One other case deserves mention – that of an “endless war” avoided, the U.S. intervention to oust Iraqi troops from Kuwait in 1991. Very determined not to get into a Vietnam-style quagmire, General Colin Powell, the Chairman of the Joint Chiefs of Staff, and his colleagues designed a policy and force posture that would be able to defend Saudi Arabia and to expel Iraqi forces from Kuwait if necessary. And they did so with overwhelming force, nearly 700,000 American troops, as well as others from countries as diverse as Egypt, Syria, and several NATO allies. Plus, they secured a UN Security Council Resolution calling for Iraq to withdraw unconditionally. When Saddam Hussein refused, Operation Desert Strom was launched, and within a short period Iraqi forces were in full retreat. At that point, despite some in Washington who wanted to march on Baghdad, the decision was made to stop at the Iraqi border. There were critiques, of course, especially when many Shi’i in southern Iraq rose up against Saddam, as they had been urged by President George H. W. Bush to do and were then massacred by Saddam while the United States stood by without intervening. But the Bush administration had made a decision not to be drawn into an “endless war” and most Americans seemed pleased with the quick and decisive victory. Less than two hundred combat fatalities were suffered by the American troops. Years later I asked Brent Scowcroft, Bush’s National Security Adviser, what he had in mind when the decision to stop at the Iraqi border was made. He answered succinctly: “Lebanon”. In short, he did not want the United States to be drawn into an “endless war” in Iraq. That would be for the next President Bush to do in 2003.
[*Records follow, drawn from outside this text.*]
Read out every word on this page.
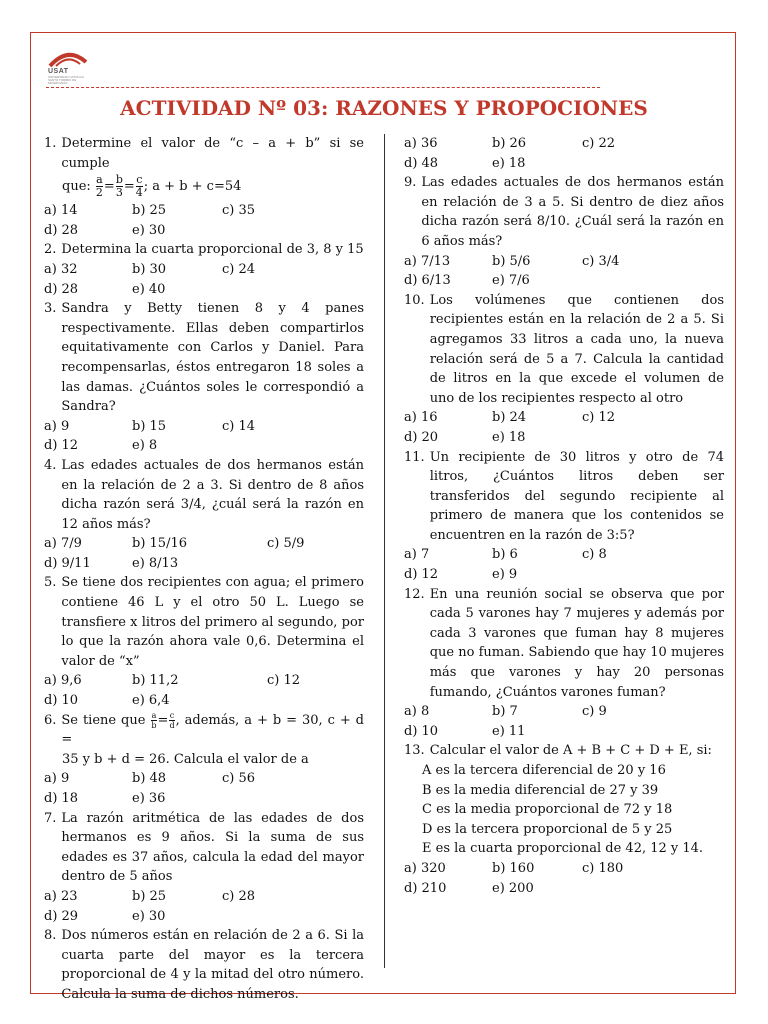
USAT
UNIVERSIDAD CATÓLICA SANTO TORIBIO DE MOGROVEJO
ACTIVIDAD Nº 03: RAZONES Y PROPOCIONES
1. Determine el valor de “c – a + b” si se cumple
que: $\frac{a}{2} = \frac{b}{3} = \frac{c}{4}$ ; a + b + c=54
a) 14	b) 25	c) 35
d) 28	e) 30
2. Determina la cuarta proporcional de 3, 8 y 15
a) 32	b) 30	c) 24
d) 28	e) 40
3. Sandra y Betty tienen 8 y 4 panes respectivamente. Ellas deben compartirlos equitativamente con Carlos y Daniel. Para recompensarlas, éstos entregaron 18 soles a las damas. ¿Cuántos soles le correspondió a Sandra?
a) 9	b) 15	c) 14
d) 12	e) 8
4. Las edades actuales de dos hermanos están en la relación de 2 a 3. Si dentro de 8 años dicha razón será 3/4, ¿cuál será la razón en 12 años más?
a) 7/9	b) 15/16	c) 5/9
d) 9/11	e) 8/13
5. Se tiene dos recipientes con agua; el primero contiene 46 L y el otro 50 L. Luego se transfiere x litros del primero al segundo, por lo que la razón ahora vale 0,6. Determina el valor de “x”
a) 9,6	b) 11,2	c) 12
d) 10	e) 6,4
6. Se tiene que $\frac{a}{b} = \frac{c}{d}$ , además, a + b = 30, c + d =
35 y b + d = 26. Calcula el valor de a
a) 9	b) 48	c) 56
d) 18	e) 36
7. La razón aritmética de las edades de dos hermanos es 9 años. Si la suma de sus edades es 37 años, calcula la edad del mayor dentro de 5 años
a) 23	b) 25	c) 28
d) 29	e) 30
8. Dos números están en relación de 2 a 6. Si la cuarta parte del mayor es la tercera proporcional de 4 y la mitad del otro número. Calcula la suma de dichos números.
a) 36	b) 26	c) 22
d) 48	e) 18
9. Las edades actuales de dos hermanos están en relación de 3 a 5. Si dentro de diez años dicha razón será 8/10. ¿Cuál será la razón en 6 años más?
a) 7/13	b) 5/6	c) 3/4
d) 6/13	e) 7/6
10. Los volúmenes que contienen dos recipientes están en la relación de 2 a 5. Si agregamos 33 litros a cada uno, la nueva relación será de 5 a 7. Calcula la cantidad de litros en la que excede el volumen de uno de los recipientes respecto al otro
a) 16	b) 24	c) 12
d) 20	e) 18
11. Un recipiente de 30 litros y otro de 74 litros, ¿Cuántos litros deben ser transferidos del segundo recipiente al primero de manera que los contenidos se encuentren en la razón de 3:5?
a) 7	b) 6	c) 8
d) 12	e) 9
12. En una reunión social se observa que por cada 5 varones hay 7 mujeres y además por cada 3 varones que fuman hay 8 mujeres que no fuman. Sabiendo que hay 10 mujeres más que varones y hay 20 personas fumando, ¿Cuántos varones fuman?
a) 8	b) 7	c) 9
d) 10	e) 11
13. Calcular el valor de A + B + C + D + E, si:
A es la tercera diferencial de 20 y 16
B es la media diferencial de 27 y 39
C es la media proporcional de 72 y 18
D es la tercera proporcional de 5 y 25
E es la cuarta proporcional de 42, 12 y 14.
a) 320	b) 160	c) 180
d) 210	e) 200
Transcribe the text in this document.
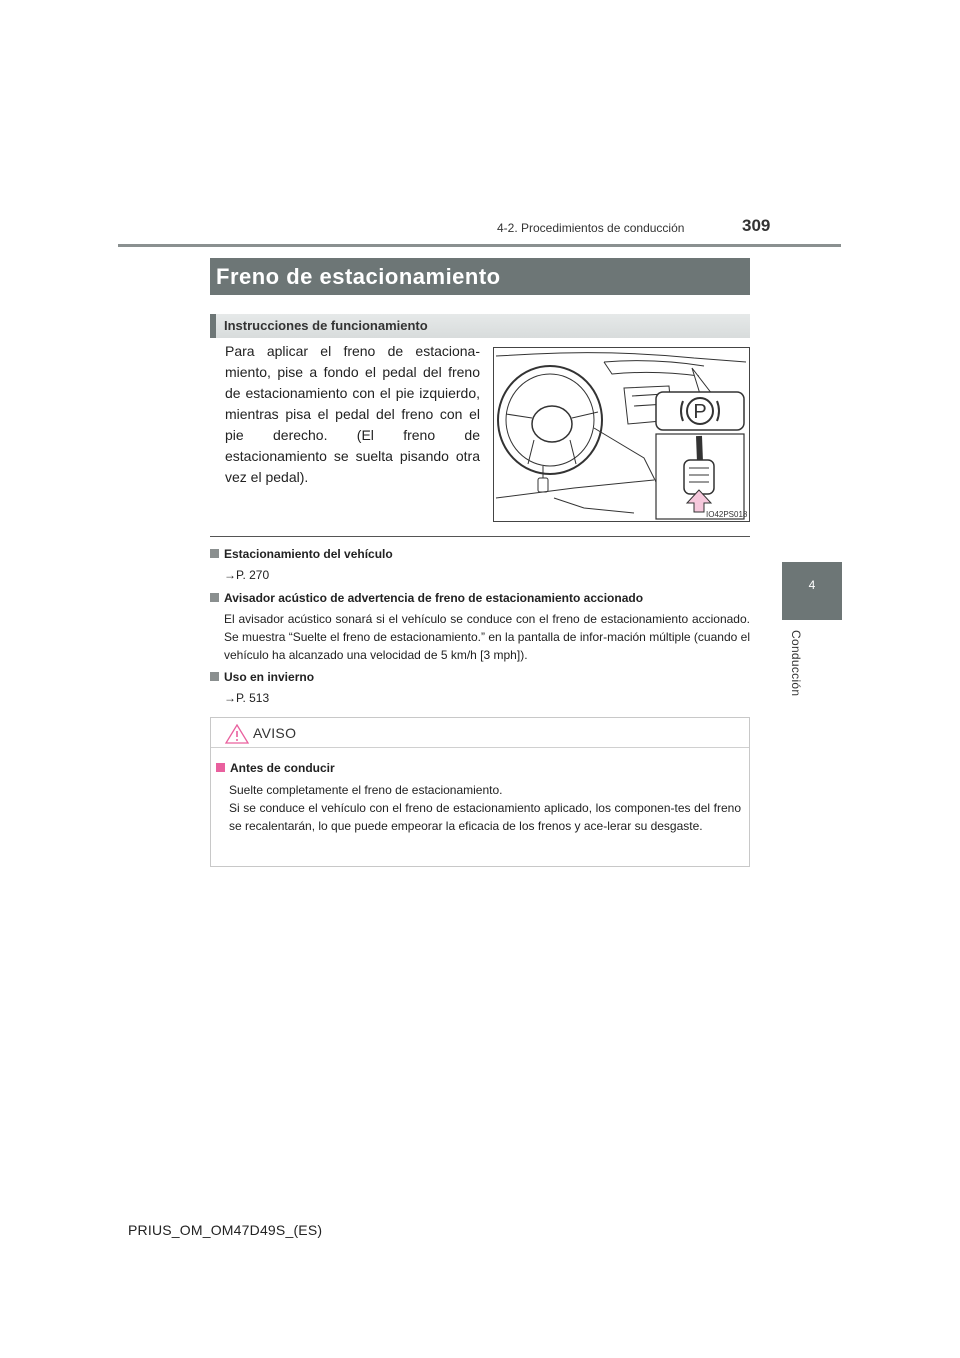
4-2. Procedimientos de conducción	309
4
Conducción
Freno de estacionamiento
Instrucciones de funcionamiento

Para aplicar el freno de estaciona-miento, pise a fondo el pedal del freno de estacionamiento con el pie izquierdo, mientras pisa el pedal del freno con el pie derecho. (El freno de estacionamiento se suelta pisando otra vez el pedal).

P
IO42PS018
Estacionamiento del vehículo
→P. 270
Avisador acústico de advertencia de freno de estacionamiento accionado
El avisador acústico sonará si el vehículo se conduce con el freno de estacionamiento accionado. Se muestra “Suelte el freno de estacionamiento.” en la pantalla de infor-mación múltiple (cuando el vehículo ha alcanzado una velocidad de 5 km/h [3 mph]).
Uso en invierno
→P. 513
AVISO
Antes de conducir
Suelte completamente el freno de estacionamiento.
Si se conduce el vehículo con el freno de estacionamiento aplicado, los componen-tes del freno se recalentarán, lo que puede empeorar la eficacia de los frenos y ace-lerar su desgaste.
PRIUS_OM_OM47D49S_(ES)
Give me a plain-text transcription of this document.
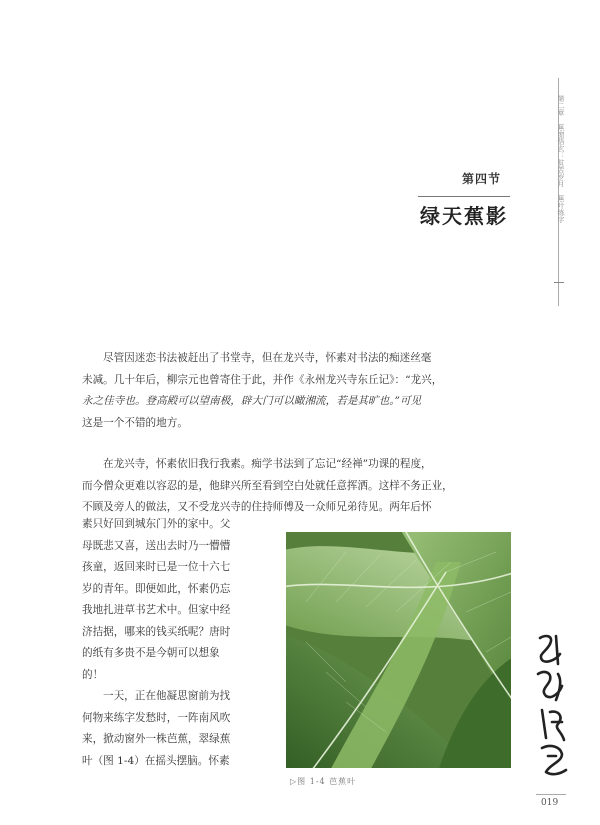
第二章 蕉窗悟玄：贫苦岁月 蕉叶练字
第四节
绿天蕉影
尽管因迷恋书法被赶出了书堂寺，但在龙兴寺，怀素对书法的痴迷丝毫
未减。几十年后，柳宗元也曾寄住于此，并作《永州龙兴寺东丘记》：“龙兴，
永之佳寺也。登高殿可以望南极，辟大门可以瞰湘流，若是其旷也。”可见
这是一个不错的地方。
在龙兴寺，怀素依旧我行我素。痴学书法到了忘记“经禅”功课的程度，
而今僧众更难以容忍的是，他肆兴所至看到空白处就任意挥洒。这样不务正业，
不顾及旁人的做法，又不受龙兴寺的住持师傅及一众师兄弟待见。两年后怀
素只好回到城东门外的家中。父
母既悲又喜，送出去时乃一懵懵
孩童，返回来时已是一位十六七
岁的青年。即便如此，怀素仍忘
我地扎进草书艺术中。但家中经
济拮据，哪来的钱买纸呢？唐时
的纸有多贵不是今朝可以想象
的！
一天，正在他凝思窗前为找
何物来练字发愁时，一阵南风吹
来，掀动窗外一株芭蕉，翠绿蕉
叶（图 1-4）在摇头摆脑。怀素
▷图 1-4 芭蕉叶
019
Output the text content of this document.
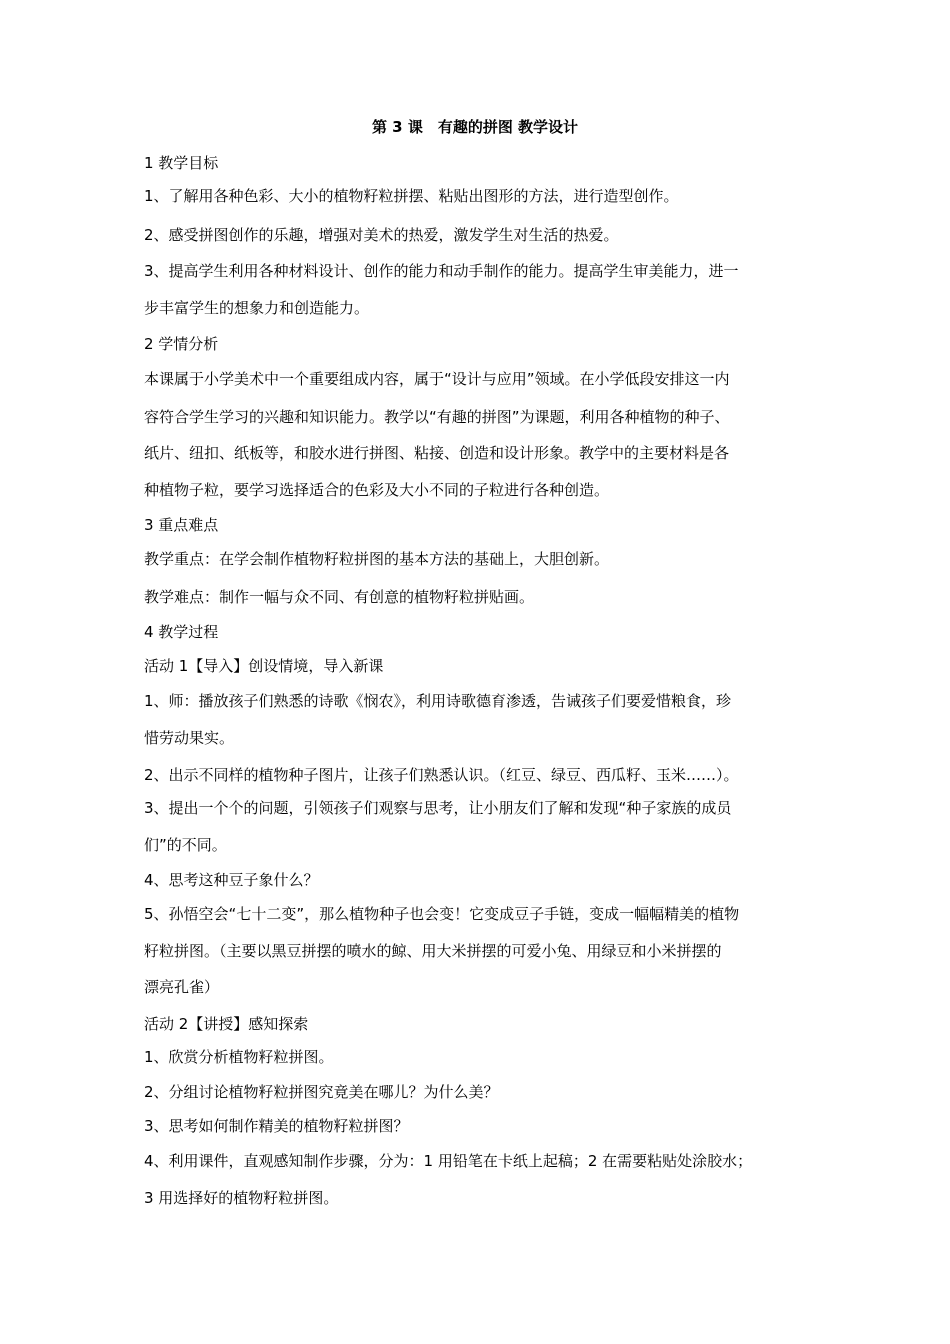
第 3 课　有趣的拼图 教学设计
1 教学目标
1、了解用各种色彩、大小的植物籽粒拼摆、粘贴出图形的方法，进行造型创作。
2、感受拼图创作的乐趣，增强对美术的热爱，激发学生对生活的热爱。
3、提高学生利用各种材料设计、创作的能力和动手制作的能力。提高学生审美能力，进一
步丰富学生的想象力和创造能力。
2 学情分析
本课属于小学美术中一个重要组成内容，属于“设计与应用”领域。在小学低段安排这一内
容符合学生学习的兴趣和知识能力。教学以“有趣的拼图”为课题，利用各种植物的种子、
纸片、纽扣、纸板等，和胶水进行拼图、粘接、创造和设计形象。教学中的主要材料是各
种植物子粒，要学习选择适合的色彩及大小不同的子粒进行各种创造。
3 重点难点
教学重点：在学会制作植物籽粒拼图的基本方法的基础上，大胆创新。
教学难点：制作一幅与众不同、有创意的植物籽粒拼贴画。
4 教学过程
活动 1【导入】创设情境，导入新课
1、师：播放孩子们熟悉的诗歌《悯农》，利用诗歌德育渗透，告诫孩子们要爱惜粮食，珍
惜劳动果实。
2、出示不同样的植物种子图片，让孩子们熟悉认识。（红豆、绿豆、西瓜籽、玉米……）。
3、提出一个个的问题，引领孩子们观察与思考，让小朋友们了解和发现“种子家族的成员
们”的不同。
4、思考这种豆子象什么？
5、孙悟空会“七十二变”，那么植物种子也会变！它变成豆子手链，变成一幅幅精美的植物
籽粒拼图。（主要以黑豆拼摆的喷水的鲸、用大米拼摆的可爱小兔、用绿豆和小米拼摆的
漂亮孔雀）
活动 2【讲授】感知探索
1、欣赏分析植物籽粒拼图。
2、分组讨论植物籽粒拼图究竟美在哪儿？为什么美？
3、思考如何制作精美的植物籽粒拼图？
4、利用课件，直观感知制作步骤，分为：1 用铅笔在卡纸上起稿；2 在需要粘贴处涂胶水；
3 用选择好的植物籽粒拼图。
In summary, we should not pretend that “endless wars” are something new and recent and peculiar to American foreign policy. Nor are they impossible to resolve. They are instead usually the result of poor decisions made by those who see major interests at stake and believe that the use of force will produce quick and possibly decisive results in their favor. Then, when the war drags on and the casualties increase, politicians find it hard to admit that one’s initial calculations were wrong and so additional forces are committed. They will argue that America’s credibility is at stake. There are always cheer leaders for adding more forces coming from those who profit from the arms trade and those who have made their reputations in “security studies” or “anti-terrorism”. Once politicians realize that they will be better off by ending the conflict than by persevering, and once they accept that negotiating with the enemy is inevitable, it becomes possible to end supposedly endless wars. The term itself will then be seen as largely a political slogan used by those who believe that most of America’s recent major military engagements have been serious strategic blunders, costly in lives, resources and prestige.